# Import packages and utils

In [1]:
import logging
import time
from contextlib import contextmanager
import pandas as pd
import numpy as np
from multiprocessing import Pool, cpu_count
import multiprocessing_logging
from src.utils._get_data import DataHandler
# after setting up your logger
logging.basicConfig(level=logging.INFO)
multiprocessing_logging.install_mp_handler()


In [2]:
# Create a context manager for timing sections of code
@contextmanager
def log_time(section_name: str):
    """
    Context manager for timing sections of your code. 
    It logs completion time on successful completion of the with block.
    """
    start_time = time.time()
    yield
    end_time = time.time()
    elapsed_time = end_time - start_time
    logging.info(f"{section_name} completed in {elapsed_time} seconds")


# Load Data

Please see the DataHandler class from the following path for detailed implementation
* `src.utils._get_data.py -> DataHandler()`

In [3]:
# Describe the data you want to get
data_names = [
    'load_data',
    'load_forecast',
    'generation_data',
    'generation_forecast',
    'wind_and_solar_forecast',
    'day_ahead_prices'
]

# Describe the country code, start and end dates
country_code = 'DE_LU'
start = pd.Timestamp('2023-01-01', tz='Europe/Berlin')
end = pd.Timestamp('2023-01-05', tz='Europe/Berlin')

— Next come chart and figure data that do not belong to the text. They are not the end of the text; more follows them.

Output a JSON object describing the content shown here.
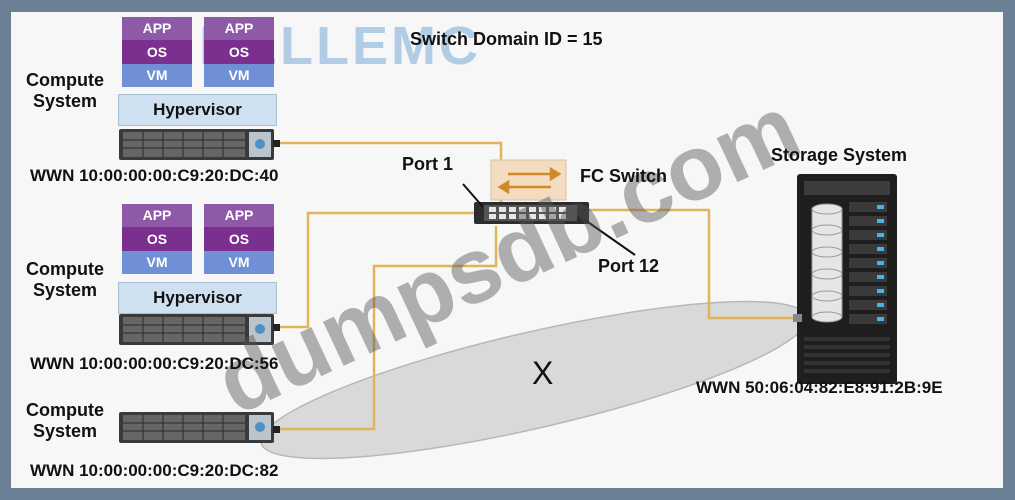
{
  "logo": {
    "text": "DELLEMC"
  },
  "switch_domain": "Switch Domain ID = 15",
  "compute_label": "Compute\nSystem",
  "stack": {
    "app": "APP",
    "os": "OS",
    "vm": "VM",
    "hypervisor": "Hypervisor"
  },
  "hosts": [
    {
      "label": "Compute\nSystem",
      "wwn": "WWN 10:00:00:00:C9:20:DC:40"
    },
    {
      "label": "Compute\nSystem",
      "wwn": "WWN 10:00:00:00:C9:20:DC:56"
    },
    {
      "label": "Compute\nSystem",
      "wwn": "WWN 10:00:00:00:C9:20:DC:82"
    }
  ],
  "fc_switch": {
    "label": "FC Switch",
    "port1": "Port 1",
    "port12": "Port 12"
  },
  "storage": {
    "label": "Storage System",
    "wwn": "WWN 50:06:04:82:E8:91:2B:9E"
  },
  "zone_label": "X",
  "watermark": "dumpsdb.com",
  "colors": {
    "cable": "#e0b458",
    "vm_purple": "#7b2f8f",
    "hypervisor": "#cfe0f0",
    "zone_fill": "#d9d9d9",
    "frame": "#6b7f95"
  }
}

#### Add multiprocessing to speed up data loading process

In [4]:
# function to load a single dataset
def load_single_dataset(args):
    dataset_name, data_handler = args
    try:
        with log_time(dataset_name):
            df = data_handler._get_data(dataset_name)
            logging.info(f"{dataset_name} data retrieved successfully")
            return dataset_name, df
    except Exception as e:
        logging.error(f"Error while loading {dataset_name}: {e}")
        raise e

def load_dataset():
    df_dict = {} # Dictionary to store the dataframes
    try:
        with log_time("DataHandler"):
            data_handler = DataHandler()
            logging.info("DataHandler object created successfully")
            data_handler._set_data_settings(country_code, start, end)
            logging.info("DataHandler settings set successfully")
            with Pool(cpu_count()) as pool:
                results = pool.map(load_single_dataset, [(name, data_handler) for name in data_names])
            for dataset_name, df in results:
                df_dict[dataset_name] = df
    except Exception as e:
        logging.error(f"Error while creating DataHandler: {e}")
        raise e

    return df_dict


In [5]:
df_dict = load_dataset()

AttributeError: module 'multiprocessing_logging' has no attribute 'error'